Skelton-Clark Fellows

In 1953, friends of O.D. Skelton and W.C. Clark established a memorial foundation at Queen's to honour these two former members of Queen's Department of Political and Economic Science.

O.D. Skelton created what is now the Department of Foreign Affairs and International trade (formerly the Department of External Affairs) and was its Deputy Minister for 19 years. W.C. Clark created what is now the Department of Finance, of which he was Deputy Minister for 20 years. Both had moved on from Queen's to influential careers in Ottawa, where they are credited with helping to found the modern public service.
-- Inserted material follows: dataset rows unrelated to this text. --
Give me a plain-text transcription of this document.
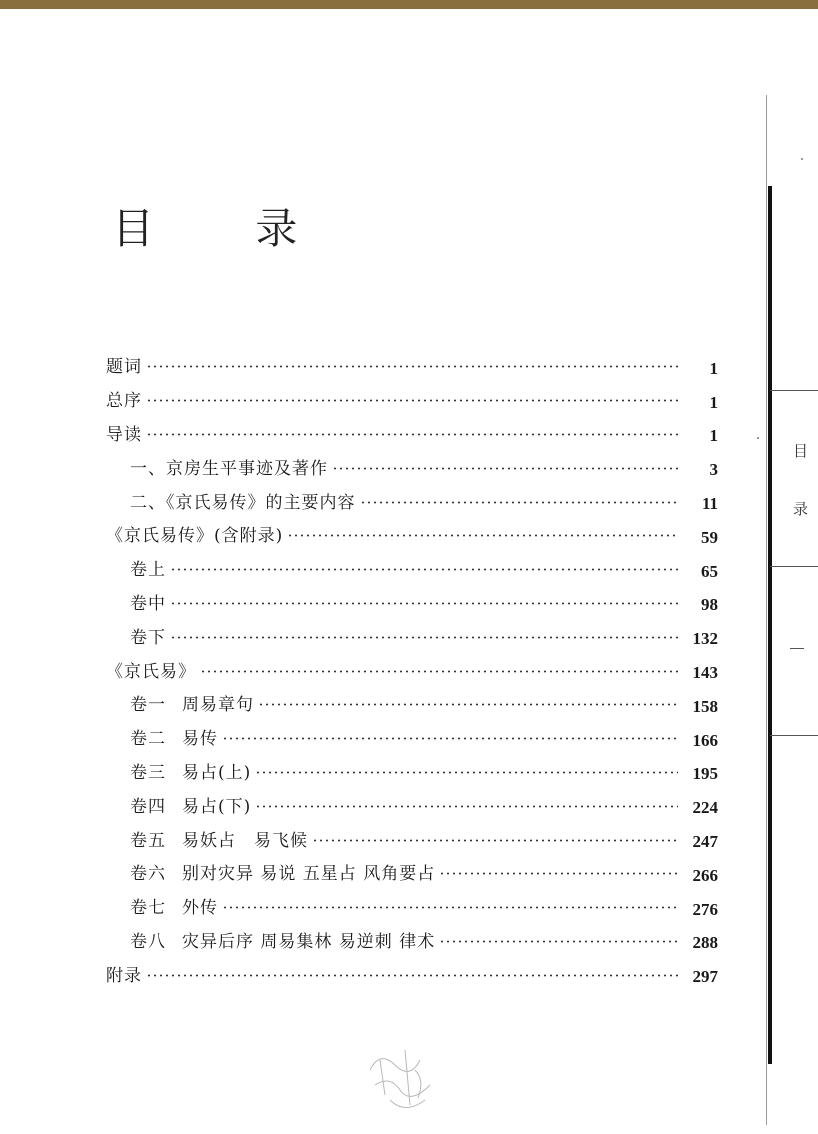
目 录
题词	1
总序	1
导读	1
一、京房生平事迹及著作	3
二、《京氏易传》的主要内容	11
《京氏易传》(含附录)	59
卷上	65
卷中	98
卷下	132
《京氏易》	143
卷一 周易章句	158
卷二 易传	166
卷三 易占(上)	195
卷四 易占(下)	224
卷五 易妖占　易飞候	247
卷六 别对灾异 易说 五星占 风角要占	266
卷七 外传	276
卷八 灾异后序 周易集林 易逆刺 律术	288
附录	297
目
录
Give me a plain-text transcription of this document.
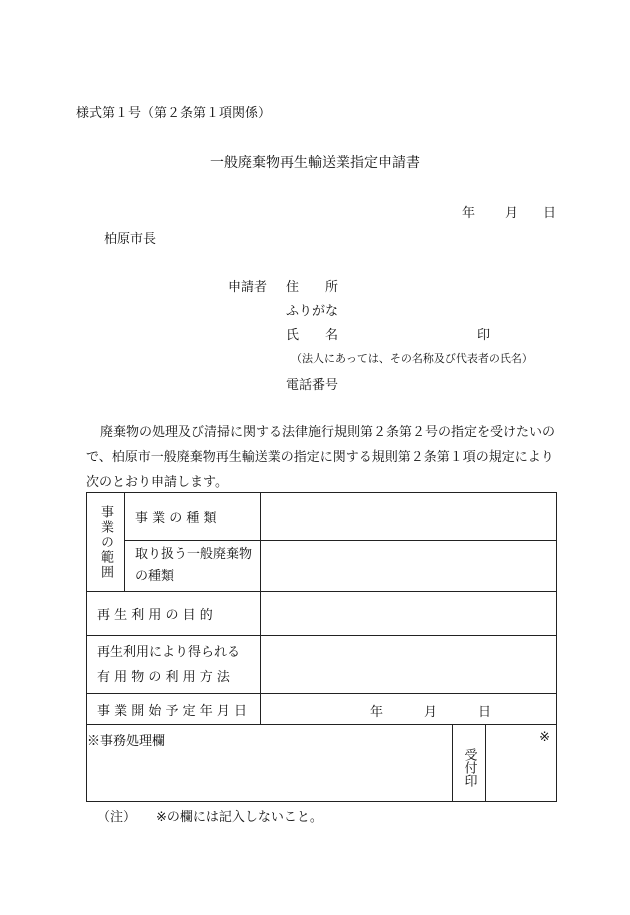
様式第１号（第２条第１項関係）
一般廃棄物再生輸送業指定申請書
年 月 日
柏原市長
申請者 住　　所
ふりがな
氏　　名	印
（法人にあっては、その名称及び代表者の氏名）
電話番号
廃棄物の処理及び清掃に関する法律施行規則第２条第２号の指定を受けたいので、柏原市一般廃棄物再生輸送業の指定に関する規則第２条第１項の規定により次のとおり申請します。
事業の範囲	事 業 の 種 類			

	取り扱う一般廃棄物
の種類			

再 生 利 用 の 目 的				

再生利用により得られる
有 用 物 の 利 用 方 法				

事 業 開 始 予 定 年 月 日		年 月 日		

※事務処理欄			受付印	※
（注） ※の欄には記入しないこと。
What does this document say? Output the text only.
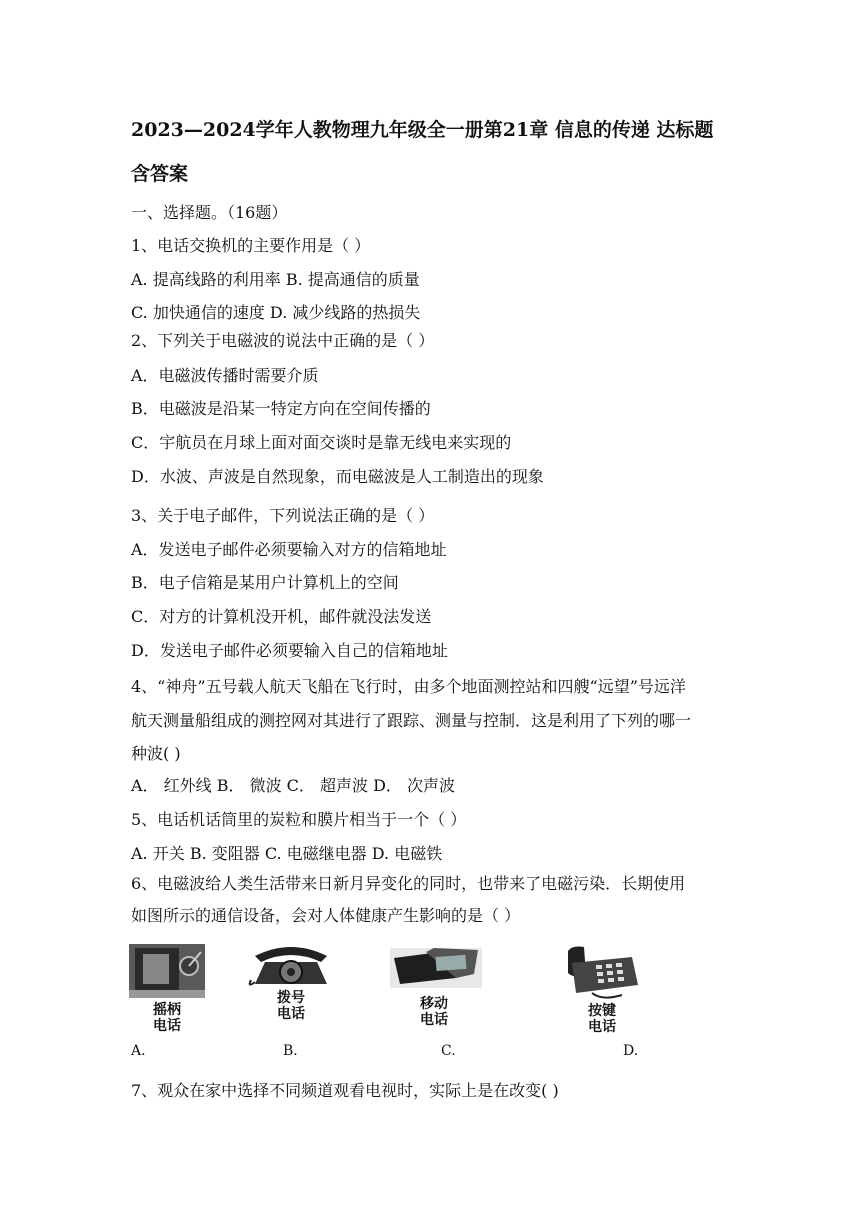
2023—2024学年人教物理九年级全一册第21章 信息的传递 达标题
含答案
一、选择题。（16题）
1、电话交换机的主要作用是（ ）
A. 提高线路的利用率 B. 提高通信的质量
C. 加快通信的速度 D. 减少线路的热损失
2、下列关于电磁波的说法中正确的是（ ）
A．电磁波传播时需要介质
B．电磁波是沿某一特定方向在空间传播的
C．宇航员在月球上面对面交谈时是靠无线电来实现的
D．水波、声波是自然现象，而电磁波是人工制造出的现象
3、关于电子邮件，下列说法正确的是（ ）
A．发送电子邮件必须要输入对方的信箱地址
B．电子信箱是某用户计算机上的空间
C．对方的计算机没开机，邮件就没法发送
D．发送电子邮件必须要输入自己的信箱地址
4、“神舟”五号载人航天飞船在飞行时，由多个地面测控站和四艘“远望”号远洋
航天测量船组成的测控网对其进行了跟踪、测量与控制．这是利用了下列的哪一
种波( )
A． 红外线 B． 微波 C． 超声波 D． 次声波
5、电话机话筒里的炭粒和膜片相当于一个（ ）
A. 开关 B. 变阻器 C. 电磁继电器 D. 电磁铁
6、电磁波给人类生活带来日新月异变化的同时，也带来了电磁污染．长期使用
如图所示的通信设备，会对人体健康产生影响的是（ ）
摇柄
电话
拨号
电话
移动
电话
按键
电话
A.	B.	C.	D.
7、观众在家中选择不同频道观看电视时，实际上是在改变( )
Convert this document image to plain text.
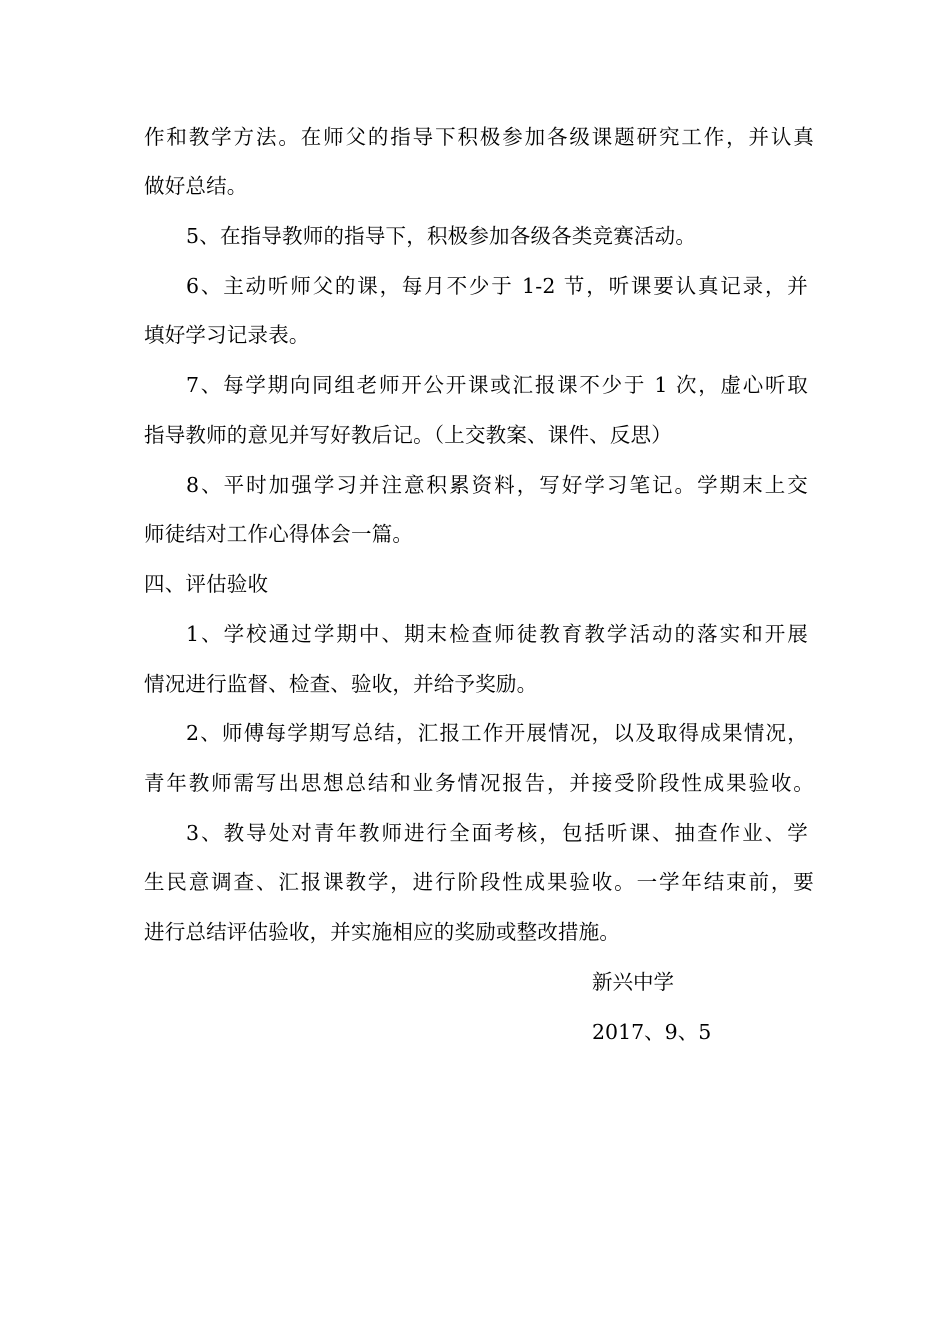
作和教学方法。在师父的指导下积极参加各级课题研究工作，并认真
做好总结。
5、在指导教师的指导下，积极参加各级各类竞赛活动。
6、主动听师父的课，每月不少于 1-2 节，听课要认真记录，并
填好学习记录表。
7、每学期向同组老师开公开课或汇报课不少于 1 次，虚心听取
指导教师的意见并写好教后记。（上交教案、课件、反思）
8、平时加强学习并注意积累资料，写好学习笔记。学期末上交
师徒结对工作心得体会一篇。
四、评估验收
1、学校通过学期中、期末检查师徒教育教学活动的落实和开展
情况进行监督、检查、验收，并给予奖励。
2、师傅每学期写总结，汇报工作开展情况，以及取得成果情况，
青年教师需写出思想总结和业务情况报告，并接受阶段性成果验收。
3、教导处对青年教师进行全面考核，包括听课、抽查作业、学
生民意调查、汇报课教学，进行阶段性成果验收。一学年结束前，要
进行总结评估验收，并实施相应的奖励或整改措施。
新兴中学
2017、9、5
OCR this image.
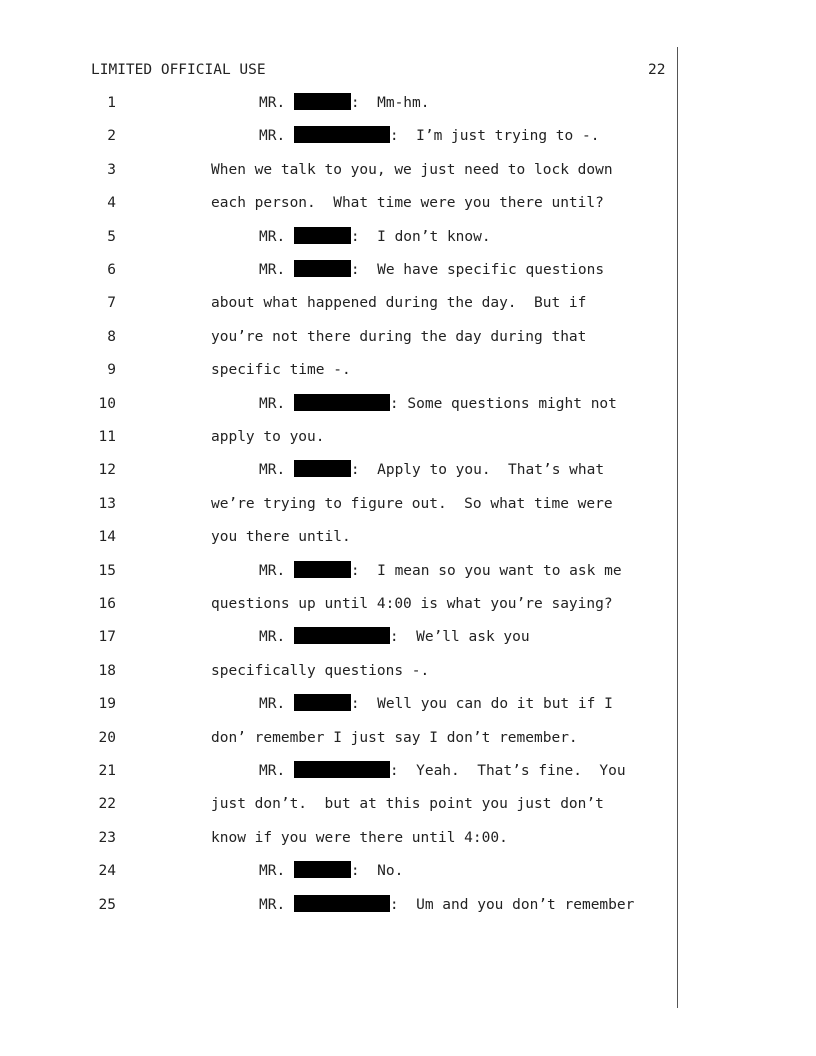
LIMITED OFFICIAL USE	22
1	MR.	:  Mm-hm.
2	MR.	:  I’m just trying to -.
3	When we talk to you, we just need to lock down
4	each person.  What time were you there until?
5	MR.	:  I don’t know.
6	MR.	:  We have specific questions
7	about what happened during the day.  But if
8	you’re not there during the day during that
9	specific time -.
10	MR.	: Some questions might not
11	apply to you.
12	MR.	:  Apply to you.  That’s what
13	we’re trying to figure out.  So what time were
14	you there until.
15	MR.	:  I mean so you want to ask me
16	questions up until 4:00 is what you’re saying?
17	MR.	:  We’ll ask you
18	specifically questions -.
19	MR.	:  Well you can do it but if I
20	don’ remember I just say I don’t remember.
21	MR.	:  Yeah.  That’s fine.  You
22	just don’t.  but at this point you just don’t
23	know if you were there until 4:00.
24	MR.	:  No.
25	MR.	:  Um and you don’t remember
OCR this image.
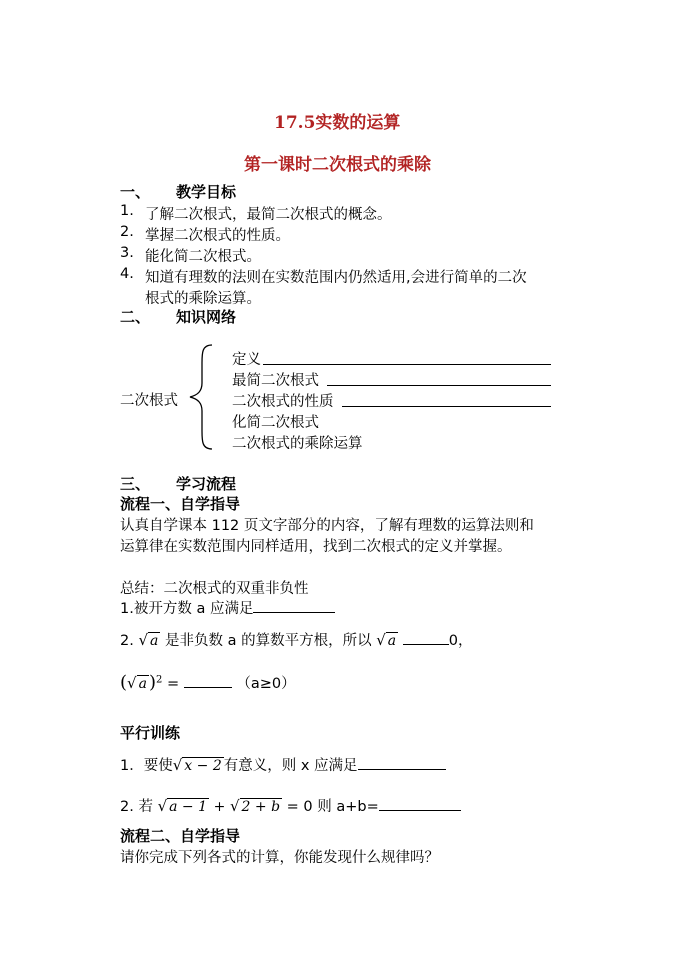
17.5实数的运算
第一课时二次根式的乘除
一、 教学目标
1. 了解二次根式，最简二次根式的概念。
2. 掌握二次根式的性质。
3. 能化简二次根式。
4. 知道有理数的法则在实数范围内仍然适用,会进行简单的二次
根式的乘除运算。
二、 知识网络
二次根式
定义
最简二次根式
二次根式的性质
化简二次根式
二次根式的乘除运算
三、 学习流程
流程一、自学指导
认真自学课本 112 页文字部分的内容，了解有理数的运算法则和
运算律在实数范围内同样适用，找到二次根式的定义并掌握。
总结：二次根式的双重非负性
1.被开方数 a 应满足
2. √ a 是非负数 a 的算数平方根，所以 √ a	0，
(√ a )$^2$ =	（a≥0）
平行训练
1．要使√ x − 2 有意义，则 x 应满足
2. 若 √ a − 1 + √ 2 + b = 0 则 a+b=
流程二、自学指导
请你完成下列各式的计算，你能发现什么规律吗？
The money from the endowment was to be used to promote research and publication in fields underlying problems of public policy, and one of its chief uses over the years has been to bring people active or knowledgeable in public affairs to Queen's as Skelton-Clark Fellows, to write, meet with students and faculty, and generally participate in university life.

In 1977, the endowment was divided between the Departments of Economics and Political Studies, and while the former department now uses the money for different purposes, the latter department continues to bring Skelton-Clark Fellows to campus.

Recent fellows have included former NDP leader Ed Broadbent, Deputy Minister of Justice George Thomson, South African scholar and activist Mary Simons, and Canadian High Commissioner to Pakistan Louis Delvoie.